Strigidaemon

Randy Kramer rhkramer at gmail.com
Fri Mar 28 17:12:49 GMT 2008


On Friday 28 March 2008 12:36 pm, Anders Lund wrote:
> On fredag 28 Marts 2008, Jos van den Oever wrote:
> > 2008/3/28, Anders Lund <anders at alweb.dk>:
> > > What is wrong with strigidaemon?
> > >
> > >  It can't be that it is supposed to run at 80-99%CPU for hours after i
> > > boot! That is simply not acceptable.
> > >
> > >  It is set to index my home directory.
> >
> > It is well possible if you have a lot of data. Hours is however a very
> > long time.
> 
> I have quite a lot of data, and for example kde source is quite a few files. 
I 
> still think it's overly long time, and I don't understand why it should run 
> everytime i start up.

It should not be set to run everytime a computer is started up.  An 
application like strigli needs to be very much under the control of the user, 
for example:

The first time the computer starts (with a new distro or kde), a configuration 
screen should come up (and allow configuration to be deferred and "remind me 
later").  On that configuration screen it should be easy to select which 
directories to be indexed (allowing easy exclusion of selected 
subdirectories), and when they are to be indexed (again, easily allow 
different directories to be indexed at different times.

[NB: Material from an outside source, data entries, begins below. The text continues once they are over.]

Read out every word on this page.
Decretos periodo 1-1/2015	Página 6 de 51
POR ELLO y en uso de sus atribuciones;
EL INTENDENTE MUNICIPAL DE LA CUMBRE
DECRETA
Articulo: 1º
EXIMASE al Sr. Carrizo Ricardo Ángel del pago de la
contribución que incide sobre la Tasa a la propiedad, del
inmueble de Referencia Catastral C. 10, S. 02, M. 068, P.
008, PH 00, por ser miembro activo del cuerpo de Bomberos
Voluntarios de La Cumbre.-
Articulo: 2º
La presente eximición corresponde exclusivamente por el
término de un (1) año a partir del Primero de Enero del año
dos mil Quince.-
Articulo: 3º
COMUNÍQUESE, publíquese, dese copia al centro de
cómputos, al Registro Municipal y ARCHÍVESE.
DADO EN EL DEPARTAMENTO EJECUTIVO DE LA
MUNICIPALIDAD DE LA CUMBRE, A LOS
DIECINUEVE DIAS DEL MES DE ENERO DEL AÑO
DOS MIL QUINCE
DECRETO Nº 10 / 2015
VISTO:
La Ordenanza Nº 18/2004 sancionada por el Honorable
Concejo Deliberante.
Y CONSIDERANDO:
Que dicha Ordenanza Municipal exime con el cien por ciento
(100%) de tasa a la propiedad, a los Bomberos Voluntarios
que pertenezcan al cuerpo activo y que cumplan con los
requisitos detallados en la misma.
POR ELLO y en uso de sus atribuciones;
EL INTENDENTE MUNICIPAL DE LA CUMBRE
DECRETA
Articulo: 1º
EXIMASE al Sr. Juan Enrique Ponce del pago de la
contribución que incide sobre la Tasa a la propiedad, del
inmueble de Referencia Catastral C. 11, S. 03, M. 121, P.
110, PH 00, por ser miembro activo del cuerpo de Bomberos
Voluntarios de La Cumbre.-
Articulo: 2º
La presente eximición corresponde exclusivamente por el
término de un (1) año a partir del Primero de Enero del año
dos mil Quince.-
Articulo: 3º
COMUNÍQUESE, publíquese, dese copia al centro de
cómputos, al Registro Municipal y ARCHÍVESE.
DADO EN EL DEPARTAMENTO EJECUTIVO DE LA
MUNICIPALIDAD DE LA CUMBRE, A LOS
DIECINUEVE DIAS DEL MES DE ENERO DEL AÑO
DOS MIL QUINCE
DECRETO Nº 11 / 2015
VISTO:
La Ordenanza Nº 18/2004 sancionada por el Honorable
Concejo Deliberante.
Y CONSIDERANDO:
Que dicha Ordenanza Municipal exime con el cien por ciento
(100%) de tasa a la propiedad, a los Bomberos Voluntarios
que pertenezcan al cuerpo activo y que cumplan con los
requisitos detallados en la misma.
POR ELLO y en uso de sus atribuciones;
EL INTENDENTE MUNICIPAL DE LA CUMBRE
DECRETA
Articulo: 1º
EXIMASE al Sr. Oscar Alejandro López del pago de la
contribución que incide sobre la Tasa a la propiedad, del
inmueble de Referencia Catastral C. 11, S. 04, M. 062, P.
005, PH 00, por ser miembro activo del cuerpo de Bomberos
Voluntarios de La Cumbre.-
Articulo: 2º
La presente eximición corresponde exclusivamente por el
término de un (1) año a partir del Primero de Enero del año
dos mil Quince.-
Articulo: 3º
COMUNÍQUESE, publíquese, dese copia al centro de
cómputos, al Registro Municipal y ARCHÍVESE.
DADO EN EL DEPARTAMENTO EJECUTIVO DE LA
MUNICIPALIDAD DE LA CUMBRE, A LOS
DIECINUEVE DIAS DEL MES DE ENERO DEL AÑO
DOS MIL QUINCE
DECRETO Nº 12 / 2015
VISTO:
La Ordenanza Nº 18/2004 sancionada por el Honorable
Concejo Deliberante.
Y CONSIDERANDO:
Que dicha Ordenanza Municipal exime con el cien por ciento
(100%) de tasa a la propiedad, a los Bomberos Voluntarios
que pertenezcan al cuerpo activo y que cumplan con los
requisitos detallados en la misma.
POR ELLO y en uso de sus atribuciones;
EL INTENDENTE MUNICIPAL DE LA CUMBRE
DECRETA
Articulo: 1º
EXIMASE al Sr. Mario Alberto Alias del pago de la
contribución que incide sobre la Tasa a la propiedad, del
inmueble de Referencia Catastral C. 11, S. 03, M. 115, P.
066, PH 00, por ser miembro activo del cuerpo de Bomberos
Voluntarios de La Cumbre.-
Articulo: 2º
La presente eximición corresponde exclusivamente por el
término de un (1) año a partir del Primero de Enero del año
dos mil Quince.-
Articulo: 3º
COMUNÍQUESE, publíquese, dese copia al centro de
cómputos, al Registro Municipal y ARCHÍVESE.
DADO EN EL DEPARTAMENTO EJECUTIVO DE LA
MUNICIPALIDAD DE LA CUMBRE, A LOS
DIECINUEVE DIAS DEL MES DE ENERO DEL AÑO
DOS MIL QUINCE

The selections should also allow the user to specify which files to index, by 
extension and/or MIME type.

The selections of when to index should include options like:
   * at specified times (which will end up most likely being nights) and dates 
(I wouldn't index all my files every night, for one thing it's unnecessary 
(sp?) wear and tear on the disk drive, as well as unnecessary power use--I 
might index a certain small set of files daily, others I might index monthly 
or less often (or maybe just on demand)
   * just before shutdown (i.e., an option to start indexing when the user 
calls for a shutdown, and then shutting off the computer when indexing is 
complete)
   * at startup--I'm almost willing to bet no one will choose this unless you 
make it the default choice, in which case see my last paragraph, below

In addition, there should be easy to use tools on the toolbar to do things 
like:
   * index a specified directory now
   * temporarily interrupt (i.e., pause) any indexing in progress (and then a 
similar means to resume  (not restart, but with an option to restart) that 
indexing)

Anything less, and you're just asking for a ton of user complaints.